Design Engineering AI-Augmented Design System Personal Branding

Twenty years of career evolution — from graphic design to UX to design engineering — distilled into a single-file portfolio that is itself the proof of competence. No frameworks. No templates. Just intent, craft, and a conversation with AI.

Role Design Engineer
Timeline Q1–Q2 2026
Type Personal Project — Solo
Stack HTML · CSS · JS · Claude AI
Rico Mello Portfolio — Hero section
// Portfolio — ricomello.ie · 2026

Challenge

Repositioning myself in the European market as a Design Engineer after a 20-year career spanning graphic design, branding, and UX. The portfolio couldn't just show work — it needed to be the work. A tangible demonstration that I can bridge the gap between design intent and technical execution.

Solution

A hand-crafted, zero-framework portfolio built through an AI-augmented workflow — Claude as design and code co-pilot. The visual identity draws from Death Stranding and The Matrix: metaphors for connection-building and seeing beyond the surface. Every design decision maps to a CSS custom property. Every component is intentional.

Impact

The portfolio itself is the strongest case study. It proves design thinking (strategy, visual direction, systems thinking) and engineering capability (semantic HTML, CSS architecture, performance) in a single artefact. The process — AI-augmented design and code — demonstrates adaptability and a forward-looking approach to the craft.

01

Career Context & Positioning

Before touching a single pixel, I needed to answer a fundamental question: what story does this portfolio tell? After two decades in design, the answer wasn't obvious — it required honest reflection on where I've been and where I'm heading.

2006 – 2012
Graphic Design & Branding

Foundational years in visual design, developing an eye for composition, typography, and brand systems across print, identity, and digital media in Brazil.

2012 – 2018
Transition to Digital & UX

Moving from static to interactive. Designing for behaviour, not just aesthetics. Information architecture, user flows, and the shift from making things beautiful to making things work beautifully.

2018 – 2024
UX Design & Systems Thinking

Deep UX work across products, design systems, and cross-functional teams. Building the bridge between user needs and business goals. Information architecture at Logitech. Moving to Ireland, entering the European market.

2020 – Present
Design Engineering

The natural evolution. Not abandoning design, but extending it into code. Understanding that the best design decisions happen when you can prototype, build, and ship — not just hand off.

// Key Insight

The European market values T-shaped professionals who can operate across disciplines. My positioning had to reflect 20 years of accumulated design sensibility while clearly signalling engineering capability. The portfolio couldn't be a Figma export — it had to be code.

02

Visual Direction & References

The visual identity needed to communicate duality — design craft and technical depth. I looked beyond the design industry for references, finding the most resonant metaphors in gaming and cinema.
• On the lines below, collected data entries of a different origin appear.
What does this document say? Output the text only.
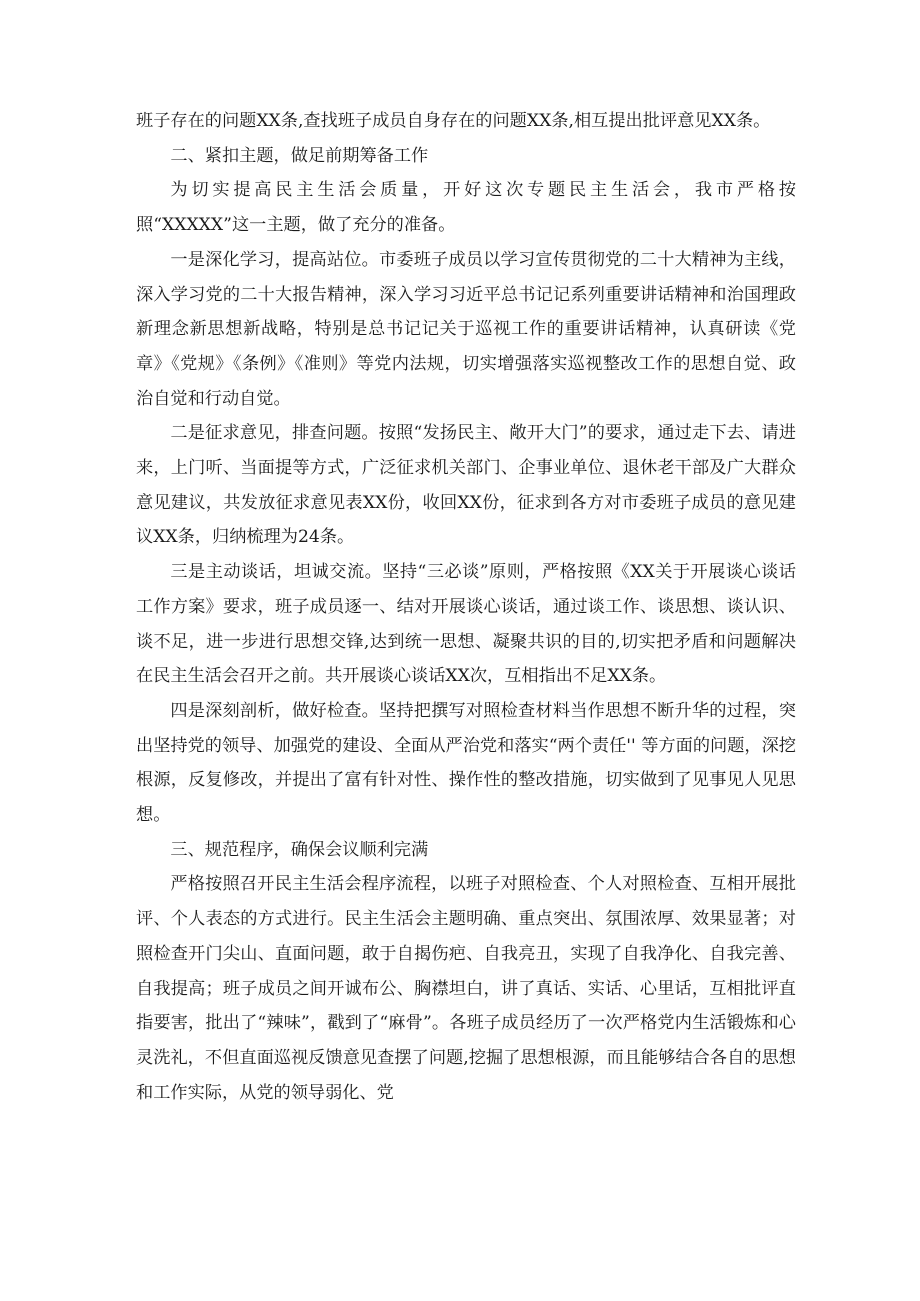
班子存在的问题XX条,查找班子成员自身存在的问题XX条,相互提出批评意见XX条。

二、紧扣主题，做足前期筹备工作

为切实提高民主生活会质量，开好这次专题民主生活会，我市严格按照“XXXXX”这一主题，做了充分的准备。

一是深化学习，提高站位。市委班子成员以学习宣传贯彻党的二十大精神为主线，深入学习党的二十大报告精神，深入学习习近平总书记记系列重要讲话精神和治国理政新理念新思想新战略，特别是总书记记关于巡视工作的重要讲话精神，认真研读《党章》《党规》《条例》《准则》等党内法规，切实增强落实巡视整改工作的思想自觉、政治自觉和行动自觉。

二是征求意见，排查问题。按照“发扬民主、敞开大门”的要求，通过走下去、请进来，上门听、当面提等方式，广泛征求机关部门、企事业单位、退休老干部及广大群众意见建议，共发放征求意见表XX份，收回XX份，征求到各方对市委班子成员的意见建议XX条，归纳梳理为24条。

三是主动谈话，坦诚交流。坚持“三必谈”原则，严格按照《XX关于开展谈心谈话工作方案》要求，班子成员逐一、结对开展谈心谈话，通过谈工作、谈思想、谈认识、谈不足，进一步进行思想交锋,达到统一思想、凝聚共识的目的,切实把矛盾和问题解决在民主生活会召开之前。共开展谈心谈话XX次，互相指出不足XX条。

四是深刻剖析，做好检查。坚持把撰写对照检查材料当作思想不断升华的过程，突出坚持党的领导、加强党的建设、全面从严治党和落实“两个责任'' 等方面的问题，深挖根源，反复修改，并提出了富有针对性、操作性的整改措施，切实做到了见事见人见思想。

三、规范程序，确保会议顺利完满

严格按照召开民主生活会程序流程，以班子对照检查、个人对照检查、互相开展批评、个人表态的方式进行。民主生活会主题明确、重点突出、氛围浓厚、效果显著；对照检查开门尖山、直面问题，敢于自揭伤疤、自我亮丑，实现了自我净化、自我完善、自我提高；班子成员之间开诚布公、胸襟坦白，讲了真话、实话、心里话，互相批评直指要害，批出了“辣味”，戳到了“麻骨”。各班子成员经历了一次严格党内生活锻炼和心灵洗礼，不但直面巡视反馈意见查摆了问题,挖掘了思想根源，而且能够结合各自的思想和工作实际，从党的领导弱化、党
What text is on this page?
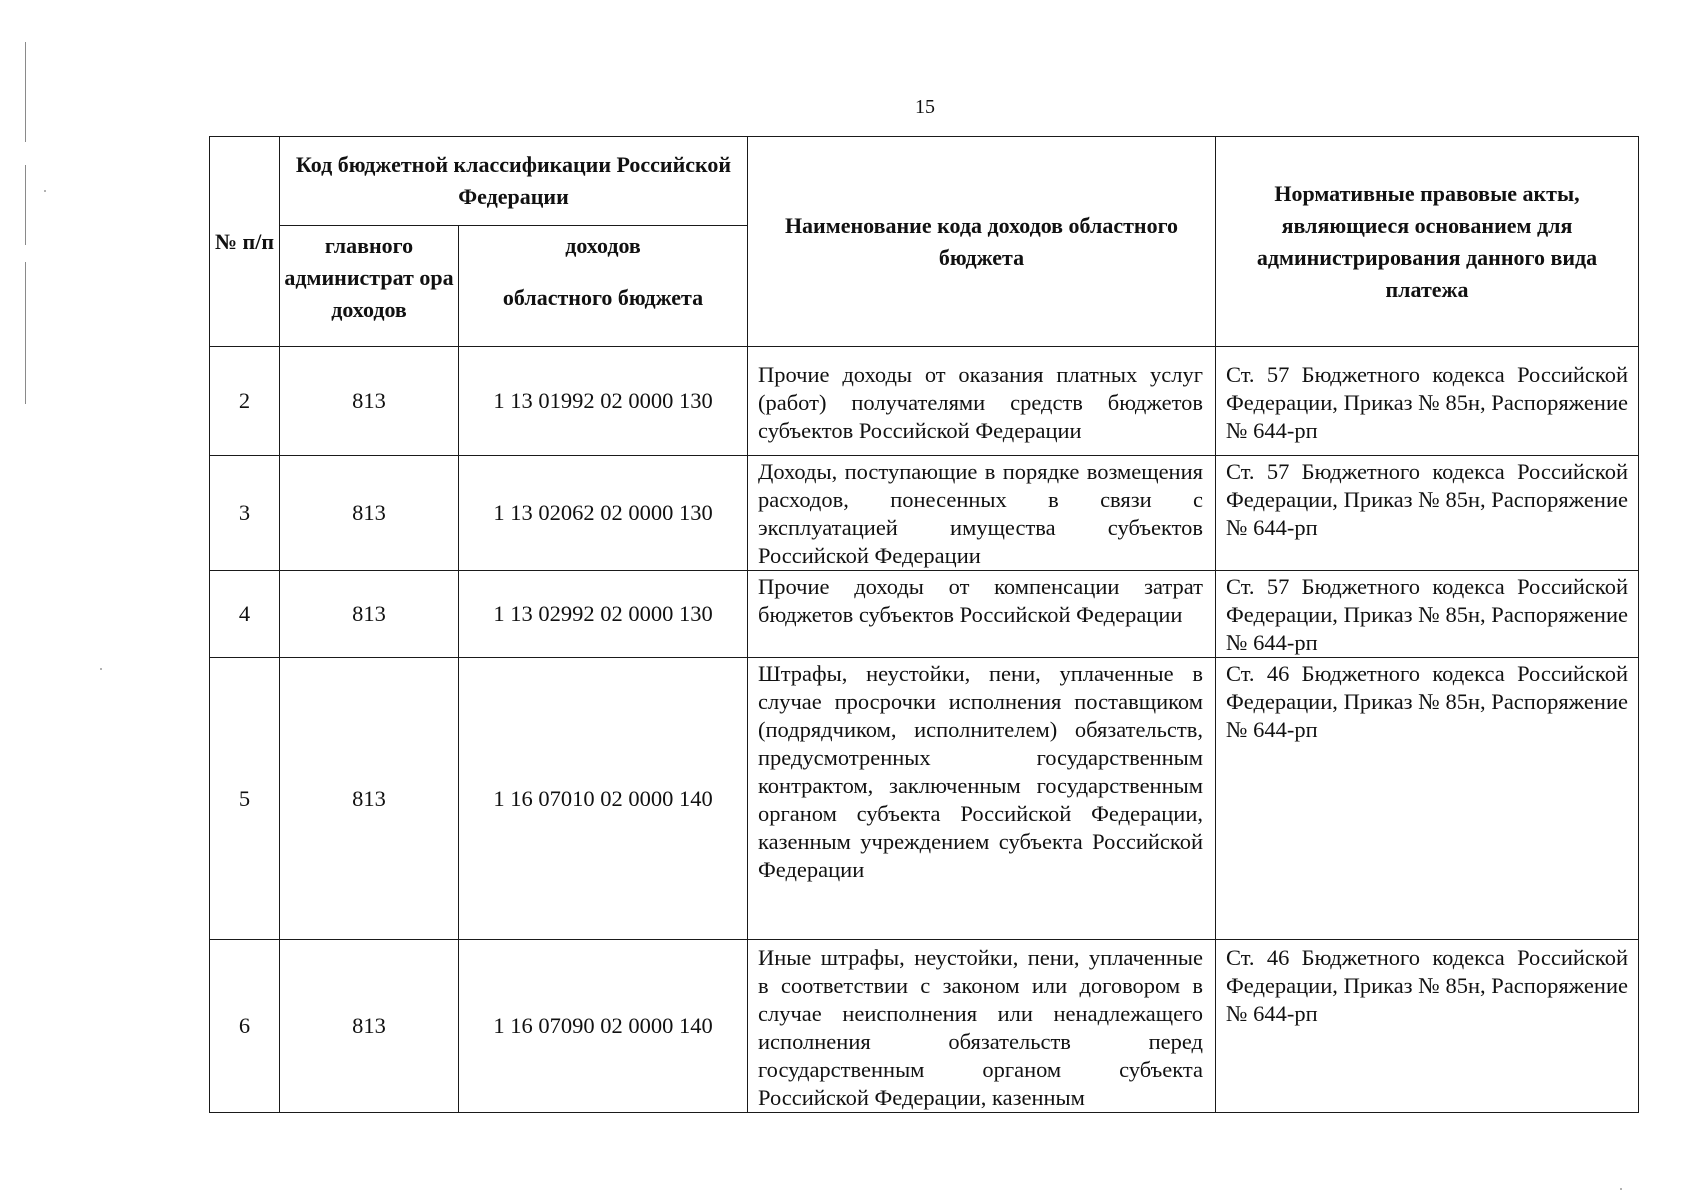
15
№ п/п	Код бюджетной классификации Российской Федерации		Наименование кода доходов областного бюджета	Нормативные правовые акты, являющиеся основанием для администрирования данного вида платежа
	главного администрат ора доходов	доходов
областного бюджета		

2	813	1 13 01992 02 0000 130	Прочие доходы от оказания платных услуг (работ) получателями средств бюджетов субъектов Российской Федерации	Ст. 57 Бюджетного кодекса Российской Федерации, Приказ № 85н, Распоряжение № 644-рп
3	813	1 13 02062 02 0000 130	Доходы, поступающие в порядке возмещения расходов, понесенных в связи с эксплуатацией имущества субъектов Российской Федерации	Ст. 57 Бюджетного кодекса Российской Федерации, Приказ № 85н, Распоряжение № 644-рп
4	813	1 13 02992 02 0000 130	Прочие доходы от компенсации затрат бюджетов субъектов Российской Федерации	Ст. 57 Бюджетного кодекса Российской Федерации, Приказ № 85н, Распоряжение № 644-рп
5	813	1 16 07010 02 0000 140	Штрафы, неустойки, пени, уплаченные в случае просрочки исполнения поставщиком (подрядчиком, исполнителем) обязательств, предусмотренных государственным контрактом, заключенным государственным органом субъекта Российской Федерации, казенным учреждением субъекта Российской Федерации	Ст. 46 Бюджетного кодекса Российской Федерации, Приказ № 85н, Распоряжение № 644-рп
6	813	1 16 07090 02 0000 140	Иные штрафы, неустойки, пени, уплаченные в соответствии с законом или договором в случае неисполнения или ненадлежащего исполнения обязательств перед государственным органом субъекта Российской Федерации, казенным	Ст. 46 Бюджетного кодекса Российской Федерации, Приказ № 85н, Распоряжение № 644-рп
Death Stranding became the conceptual anchor. In the game, Sam Bridges literally builds connections across a fragmented landscape. That's what a Design Engineer does — bridges the gap between design and engineering, between intent and implementation. The game's HUD elements, scan-line effects, and utilitarian aesthetic informed the portfolio's visual language.

The Matrix added the second layer. The cascading code, the idea of seeing the underlying structure beneath the surface. As a design engineer, I operate at both levels — the visual layer users experience and the code architecture beneath it. The code cascade background, the monospace typography, and the terminal-inspired interactions all trace back to this reference.

These references translated into concrete design decisions:

  • Off-white background (#F0EDE8) rather than pure white — warmth with restraint
  • Near-black (#080808) instead of pure black — depth without harshness
  • Bio-luminescent green (#00E87A) as the brand accent — signal, not decoration. Paired with a darker variant (#008C50) for text on light surfaces (WCAG AA)
  • Corner brackets and HUD elements as structural ornaments
  • Custom cursor with ring — precision, intentionality
  • Code tokens as the cascade background — design is code, code is design
Visual references moodboard — Death Stranding HUD, Matrix code cascade, colour palette, typography samples
03

Design System

Rather than designing in Figma and translating to code, the design system was built directly in CSS custom properties. Every token, every component, every spacing decision lives in code from the start — because that's where it matters.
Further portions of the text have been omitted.